As Medidas Perdidas

Zequinha Faria  estava pra lá dos 70 anos e tinha a vista cansada. Não acertava com os óculos comprados sem receita médica. Era famoso pela humildade e pela desordem que imperava em sua sapataria, a mais antiga e tradicional de Tabuí.
Mesmo desorganizado, os fregueses não o abandonavam devido aos preços camaradas que ele cobrava pelos seus serviços. Geralmente seus calçados eram feitos sob encomenda e sob medida.
Um dia chegou à sapataria o senhor Tonico Teixeira, lá das bandas da fazenda Toatoa. Tonico Teixeira, também pra lá dos 70, era homem sério, de semblante rude e voz arrogante. Cumprimenta o velho Zeca, pergunta pela noiva e pela data de casamento.
– Compade Tonico, a data do casamento só depende do meu irmão, o Padre Faria, que a quarqué hora entra de férias lá em Bambuí. Aproveitano sua pergunta, inté vô te convidá pra ocê ajudá a me amarrá!
– Uai, compade  Zeca, é todo meu prazê! Inté vai interá treis veis que ti apadrinho, ne memo?
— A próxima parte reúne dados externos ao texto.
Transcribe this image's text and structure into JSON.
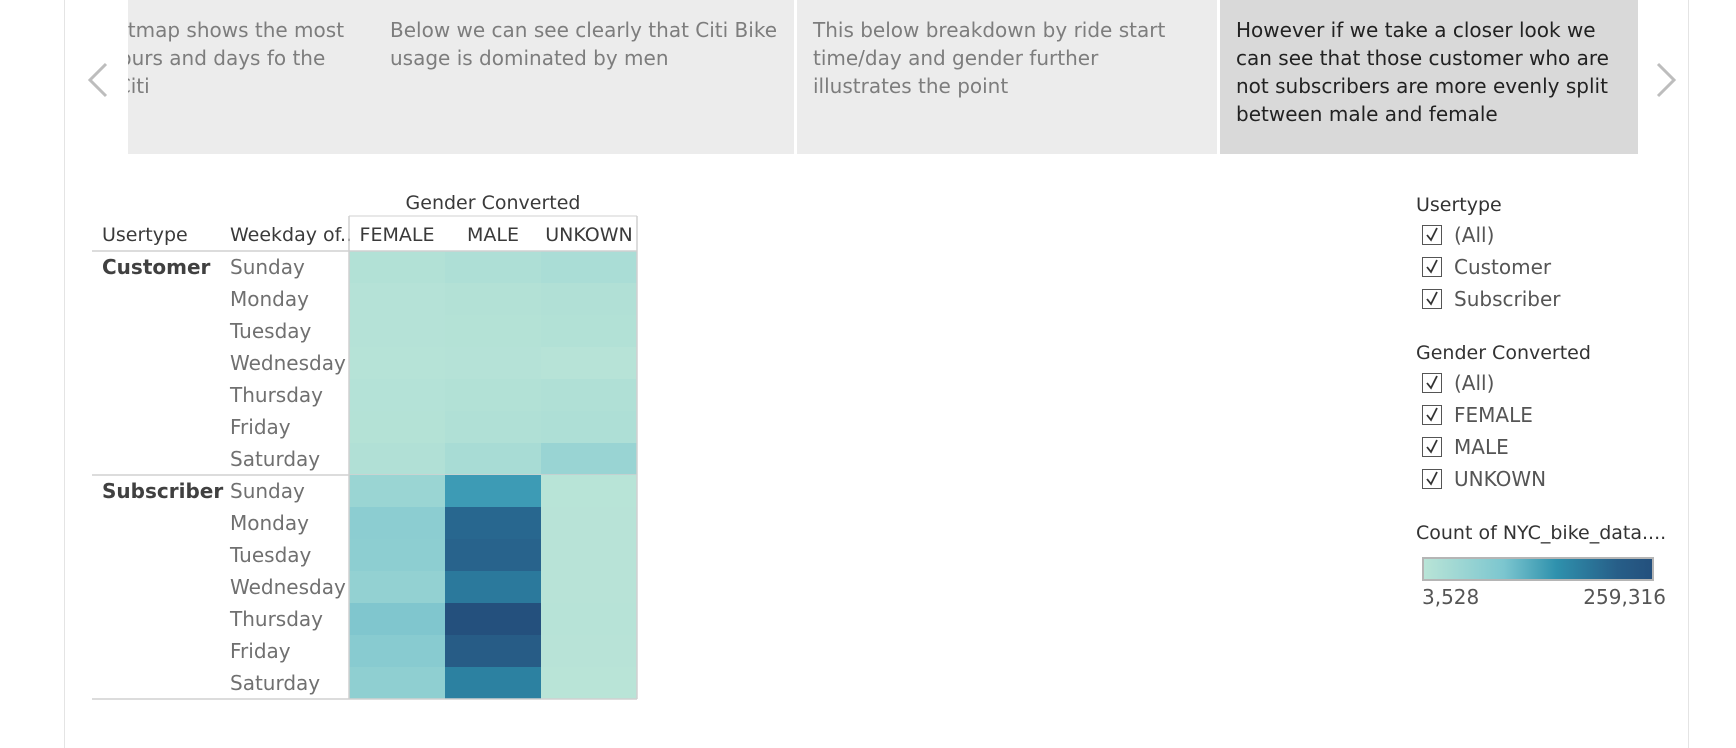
{
  "story": {
    "captions": [
      "Below heatmap shows the most popular hours and days fo the week for Citi",
      "Below we can see clearly that Citi Bike usage is dominated by men",
      "This below breakdown by ride start time/day and gender further illustrates the point",
      "However if we take a closer look we can see that those customer who are not subscribers  are more evenly split between male and female"
    ],
    "active_index": 3
  },
  "icons": {
    "prev": "chevron-left-icon",
    "next": "chevron-right-icon",
    "checkbox": "checkmark-icon"
  },
  "chart_data": {
    "type": "heatmap",
    "title": "Gender Converted",
    "row_headers": [
      "Usertype",
      "Weekday of.."
    ],
    "columns": [
      "FEMALE",
      "MALE",
      "UNKOWN"
    ],
    "groups": [
      {
        "name": "Customer",
        "rows": [
          {
            "day": "Sunday",
            "values": [
              14000,
              21000,
              27000
            ]
          },
          {
            "day": "Monday",
            "values": [
              10500,
              13000,
              16500
            ]
          },
          {
            "day": "Tuesday",
            "values": [
              9500,
              12000,
              15500
            ]
          },
          {
            "day": "Wednesday",
            "values": [
              8000,
              9500,
              6500
            ]
          },
          {
            "day": "Thursday",
            "values": [
              11000,
              15500,
              18000
            ]
          },
          {
            "day": "Friday",
            "values": [
              12000,
              18000,
              20500
            ]
          },
          {
            "day": "Saturday",
            "values": [
              17000,
              31000,
              51000
            ]
          }
        ]
      },
      {
        "name": "Subscriber",
        "rows": [
          {
            "day": "Sunday",
            "values": [
              50000,
              148000,
              5000
            ]
          },
          {
            "day": "Monday",
            "values": [
              68000,
              214000,
              5500
            ]
          },
          {
            "day": "Tuesday",
            "values": [
              66000,
              220000,
              5500
            ]
          },
          {
            "day": "Wednesday",
            "values": [
              59000,
              190000,
              5500
            ]
          },
          {
            "day": "Thursday",
            "values": [
              81000,
              259316,
              6000
            ]
          },
          {
            "day": "Friday",
            "values": [
              72000,
              232000,
              5500
            ]
          },
          {
            "day": "Saturday",
            "values": [
              64000,
              181000,
              3528
            ]
          }
        ]
      }
    ],
    "color_scale": {
      "min": 3528,
      "max": 259316,
      "min_label": "3,528",
      "max_label": "259,316",
      "stops": [
        "#b9e4d7",
        "#a5dbd5",
        "#8ccdd1",
        "#70bdcb",
        "#4da6be",
        "#2f91ad",
        "#2a7498",
        "#275e88",
        "#24507d"
      ]
    }
  },
  "filters": [
    {
      "title": "Usertype",
      "options": [
        "(All)",
        "Customer",
        "Subscriber"
      ]
    },
    {
      "title": "Gender Converted",
      "options": [
        "(All)",
        "FEMALE",
        "MALE",
        "UNKOWN"
      ]
    }
  ],
  "legend": {
    "title": "Count of NYC_bike_data...."
  }
}
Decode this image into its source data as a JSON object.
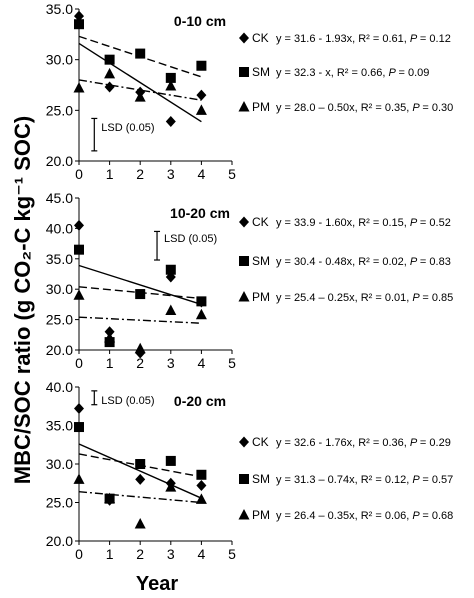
{
  "figure": {
    "ylabel": "MBC/SOC ratio (g CO₂-C kg⁻¹ SOC)",
    "xlabel": "Year"
  },
  "chart_data": [
    {
      "type": "scatter",
      "depth_label": "0-10 cm",
      "lsd_label": "LSD (0.05)",
      "lsd": {
        "x": 0.5,
        "y_low": 21.0,
        "y_high": 24.2
      },
      "xlim": [
        0,
        5
      ],
      "ylim": [
        20,
        35
      ],
      "xticks": [
        "0",
        "1",
        "2",
        "3",
        "4",
        "5"
      ],
      "yticks": [
        "20.0",
        "25.0",
        "30.0",
        "35.0"
      ],
      "series": [
        {
          "name": "CK",
          "marker": "diamond",
          "x": [
            0,
            1,
            2,
            3,
            4
          ],
          "y": [
            34.3,
            27.3,
            26.8,
            23.9,
            26.5
          ],
          "fit": {
            "intercept": 31.6,
            "slope": -1.93
          },
          "line": "solid",
          "equation": "y = 31.6 -  1.93x, R² = 0.61,",
          "p_label": "P",
          "p_value": "= 0.12"
        },
        {
          "name": "SM",
          "marker": "square",
          "x": [
            0,
            1,
            2,
            3,
            4
          ],
          "y": [
            33.5,
            30.0,
            30.6,
            28.2,
            29.4
          ],
          "fit": {
            "intercept": 32.3,
            "slope": -1.0
          },
          "line": "dashed",
          "equation": "y = 32.3 -  x, R² = 0.66,",
          "p_label": "P",
          "p_value": "= 0.09"
        },
        {
          "name": "PM",
          "marker": "triangle",
          "x": [
            0,
            1,
            2,
            3,
            4
          ],
          "y": [
            27.2,
            28.6,
            26.3,
            27.4,
            25.0
          ],
          "fit": {
            "intercept": 28.0,
            "slope": -0.5
          },
          "line": "dashdot",
          "equation": "y = 28.0 – 0.50x, R² = 0.35,",
          "p_label": "P",
          "p_value": "= 0.30"
        }
      ]
    },
    {
      "type": "scatter",
      "depth_label": "10-20 cm",
      "lsd_label": "LSD (0.05)",
      "lsd": {
        "x": 2.55,
        "y_low": 34.8,
        "y_high": 39.5
      },
      "xlim": [
        0,
        5
      ],
      "ylim": [
        20,
        45
      ],
      "xticks": [
        "0",
        "1",
        "2",
        "3",
        "4",
        "5"
      ],
      "yticks": [
        "20.0",
        "25.0",
        "30.0",
        "35.0",
        "40.0",
        "45.0"
      ],
      "series": [
        {
          "name": "CK",
          "marker": "diamond",
          "x": [
            0,
            1,
            2,
            3,
            4
          ],
          "y": [
            40.5,
            23.0,
            19.5,
            32.0,
            27.9
          ],
          "fit": {
            "intercept": 33.9,
            "slope": -1.6
          },
          "line": "solid",
          "equation": "y = 33.9 -  1.60x, R² = 0.15,",
          "p_label": "P",
          "p_value": "= 0.52"
        },
        {
          "name": "SM",
          "marker": "square",
          "x": [
            0,
            1,
            2,
            3,
            4
          ],
          "y": [
            36.5,
            21.3,
            29.2,
            33.2,
            28.0
          ],
          "fit": {
            "intercept": 30.4,
            "slope": -0.48
          },
          "line": "dashed",
          "equation": "y = 30.4 - 0.48x, R² = 0.02,",
          "p_label": "P",
          "p_value": "= 0.83"
        },
        {
          "name": "PM",
          "marker": "triangle",
          "x": [
            0,
            1,
            2,
            3,
            4
          ],
          "y": [
            29.0,
            22.0,
            20.2,
            26.5,
            25.8
          ],
          "fit": {
            "intercept": 25.4,
            "slope": -0.25
          },
          "line": "dashdot",
          "equation": "y = 25.4 – 0.25x, R² = 0.01,",
          "p_label": "P",
          "p_value": "= 0.85"
        }
      ]
    },
    {
      "type": "scatter",
      "depth_label": "0-20 cm",
      "lsd_label": "LSD (0.05)",
      "lsd": {
        "x": 0.5,
        "y_low": 37.7,
        "y_high": 39.5
      },
      "xlim": [
        0,
        5
      ],
      "ylim": [
        20,
        40
      ],
      "xticks": [
        "0",
        "1",
        "2",
        "3",
        "4",
        "5"
      ],
      "yticks": [
        "20.0",
        "25.0",
        "30.0",
        "35.0",
        "40.0"
      ],
      "series": [
        {
          "name": "CK",
          "marker": "diamond",
          "x": [
            0,
            1,
            2,
            3,
            4
          ],
          "y": [
            37.2,
            25.3,
            28.0,
            27.5,
            27.2
          ],
          "fit": {
            "intercept": 32.6,
            "slope": -1.76
          },
          "line": "solid",
          "equation": "y = 32.6 -  1.76x, R² = 0.36,",
          "p_label": "P",
          "p_value": "= 0.29"
        },
        {
          "name": "SM",
          "marker": "square",
          "x": [
            0,
            1,
            2,
            3,
            4
          ],
          "y": [
            34.8,
            25.5,
            30.0,
            30.4,
            28.6
          ],
          "fit": {
            "intercept": 31.3,
            "slope": -0.74
          },
          "line": "dashed",
          "equation": "y = 31.3 – 0.74x, R² = 0.12,",
          "p_label": "P",
          "p_value": "= 0.57"
        },
        {
          "name": "PM",
          "marker": "triangle",
          "x": [
            0,
            1,
            2,
            3,
            4
          ],
          "y": [
            28.0,
            25.5,
            22.2,
            27.0,
            25.4
          ],
          "fit": {
            "intercept": 26.4,
            "slope": -0.35
          },
          "line": "dashdot",
          "equation": "y = 26.4 – 0.35x, R² = 0.06,",
          "p_label": "P",
          "p_value": "= 0.68"
        }
      ]
    }
  ]
}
Antão, compade Zeca, vamo aproveitá e tirá a midida dos meus pé pra ancê fazê uma butina bem bunita pro dia do seu casório!
Tonico Teixeira tinha os pés curtos e esparramados, formando um semi-círculo. Zequinha Faria  pegou caneta, papel e fita métrica. Media os pés do seu compade e cautelosamente anotava as medidas, coisa que outros sapateiros da cidade não se aventuravam a fazer. Eram sabedores de que não encontrariam formas adequadas para aqueles sofridos pés.
– Quando é que fica pronto, compade Zeca?
– Daqui uns 15 dias tão prontos compade Tonico!
Passados os 15 dias, tá lá o velho Tonico na porta da sapataria.
– Pronto, compade?
– Não!
– Pra mode quê?
– Perdi as mididas.
– Antão nóis tira outra, cumpade Zeca!
Tiraram outras medidas e marcaram o dia da entrega. Novamente o desorganizado sapateiro perdeu o papelinho onde anotara tudo. Começou a pensar nos coices, na arrogância e no falatório do compade. Fazer o quê? Numa breve reflexão, lembrou-se de São Judas Tadeu, o santo das causas impossíveis. A solução veio na hora. Pegou um prato esmaltado, um pedaço de vaqueta, afiou a faca, colocou dois óculos no seu rosto magricelo, olhou pra frente, olhou pros lados e falou:
– Seja o que Deus quisé!
Meteu a faca na vaqueta, cortou-a na forma do prato, solou os cortes, colou os saltos e pronto. Estavam prontas as benditas botinas. Parecia um rodeiro. No dia marcado chega o velho fazendeiro.
– Tão pronta as butina, cumpadre?
– Sim!
– Antão dexa eu isprementá, pra vê si é preciso de currigi!
O carrancudo fazendeiro enfiou os pés nas botinas, deu uma volta, repetiu o desfile, parou, olhou admirado pra elas, levantou os olhos em direção ao compade Zeca e admoestou:
– Cumpade Zeca, sê organizado! Num perca essa midida! Ancê tem mãos de fada pra tirá uma midida!
O velho sapateiro, com voz pausada e tímida, respondeu:
– Num tem perigo, compade Tonico ! Enquanto existir prato esmartado pra vendê, num vai fartá midida pros seus pés!